Wednesday, November 4, 2020

Resembling Flowers Resembling Weeds by Ama Codjoe

Resembling Flowers Resembling Weeds

 
I’m fourteen and the smell of singed hair
circles me like the halo of a pre-Renaissance
Madonna. Loss already on my face.
A summer crush holds out his fingers
 
for the other boys to smell. The next day
I choose a cute outfit: shorts with tiny
repeating flowers. I braid my hair
 
into a wreath of juniper and dandelion.
There’s an iteration of myself with gills
and fins who my twin brother knew
as well as he knew himself, then
 
there’s me with petals on my thighs
and in my hair, flowers even inside.
The untrained eye can mistake yarrow
 
for flower or blue-eyed grass for weed.
Facing the mirror, irises grow wide
across the field of myself.
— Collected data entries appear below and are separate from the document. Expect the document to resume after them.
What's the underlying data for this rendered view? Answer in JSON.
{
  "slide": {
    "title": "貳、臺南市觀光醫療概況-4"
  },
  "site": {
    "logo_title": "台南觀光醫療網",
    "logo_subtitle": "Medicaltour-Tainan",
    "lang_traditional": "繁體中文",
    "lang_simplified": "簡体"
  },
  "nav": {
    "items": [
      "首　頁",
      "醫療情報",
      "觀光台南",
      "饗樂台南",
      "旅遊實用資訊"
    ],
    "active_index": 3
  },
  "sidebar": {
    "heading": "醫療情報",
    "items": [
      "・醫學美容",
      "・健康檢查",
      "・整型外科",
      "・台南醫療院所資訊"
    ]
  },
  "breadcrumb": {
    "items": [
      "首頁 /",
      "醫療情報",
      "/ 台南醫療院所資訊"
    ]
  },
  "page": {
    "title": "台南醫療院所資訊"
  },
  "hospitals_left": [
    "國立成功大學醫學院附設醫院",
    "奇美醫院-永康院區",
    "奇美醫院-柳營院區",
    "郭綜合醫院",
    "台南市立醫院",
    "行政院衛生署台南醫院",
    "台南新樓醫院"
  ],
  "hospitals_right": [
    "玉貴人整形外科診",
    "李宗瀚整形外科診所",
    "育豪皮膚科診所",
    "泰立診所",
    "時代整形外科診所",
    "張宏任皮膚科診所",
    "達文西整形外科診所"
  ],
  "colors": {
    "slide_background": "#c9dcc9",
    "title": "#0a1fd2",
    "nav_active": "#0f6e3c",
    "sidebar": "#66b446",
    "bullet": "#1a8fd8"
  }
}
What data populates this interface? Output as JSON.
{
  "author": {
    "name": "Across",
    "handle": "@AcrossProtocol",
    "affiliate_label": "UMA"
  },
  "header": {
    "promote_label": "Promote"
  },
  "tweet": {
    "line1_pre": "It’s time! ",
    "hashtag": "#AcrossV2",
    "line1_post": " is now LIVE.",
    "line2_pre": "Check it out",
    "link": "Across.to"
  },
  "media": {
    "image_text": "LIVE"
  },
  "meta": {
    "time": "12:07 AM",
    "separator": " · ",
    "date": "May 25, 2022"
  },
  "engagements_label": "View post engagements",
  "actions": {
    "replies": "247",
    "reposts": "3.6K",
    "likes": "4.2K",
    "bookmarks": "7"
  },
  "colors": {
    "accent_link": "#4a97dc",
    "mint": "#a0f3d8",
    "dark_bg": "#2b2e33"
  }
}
They’re so good
at making use of holes. I want to balance
 
pitchers of seawater on my head. I want
to be more like my eyes. I carry holes
and purses and a picture of me, age six,
 
Easter bonnet tied under my chin, shins
grazed by bluebells, a steeple I can hear
beyond the frame. An image I’ve only held
in another’s retelling. The scentless
 
girl I was has a fragrance I recognize
in the mirror. The girl and I bring
our rose-perfumed wrists to the flesh
 
below the ears. Flesh that will one day be eaten
but not consumed. What is covered now by cloth
and petals will be taken wholly. A tongue,
feeling like many, will coax woman out of us.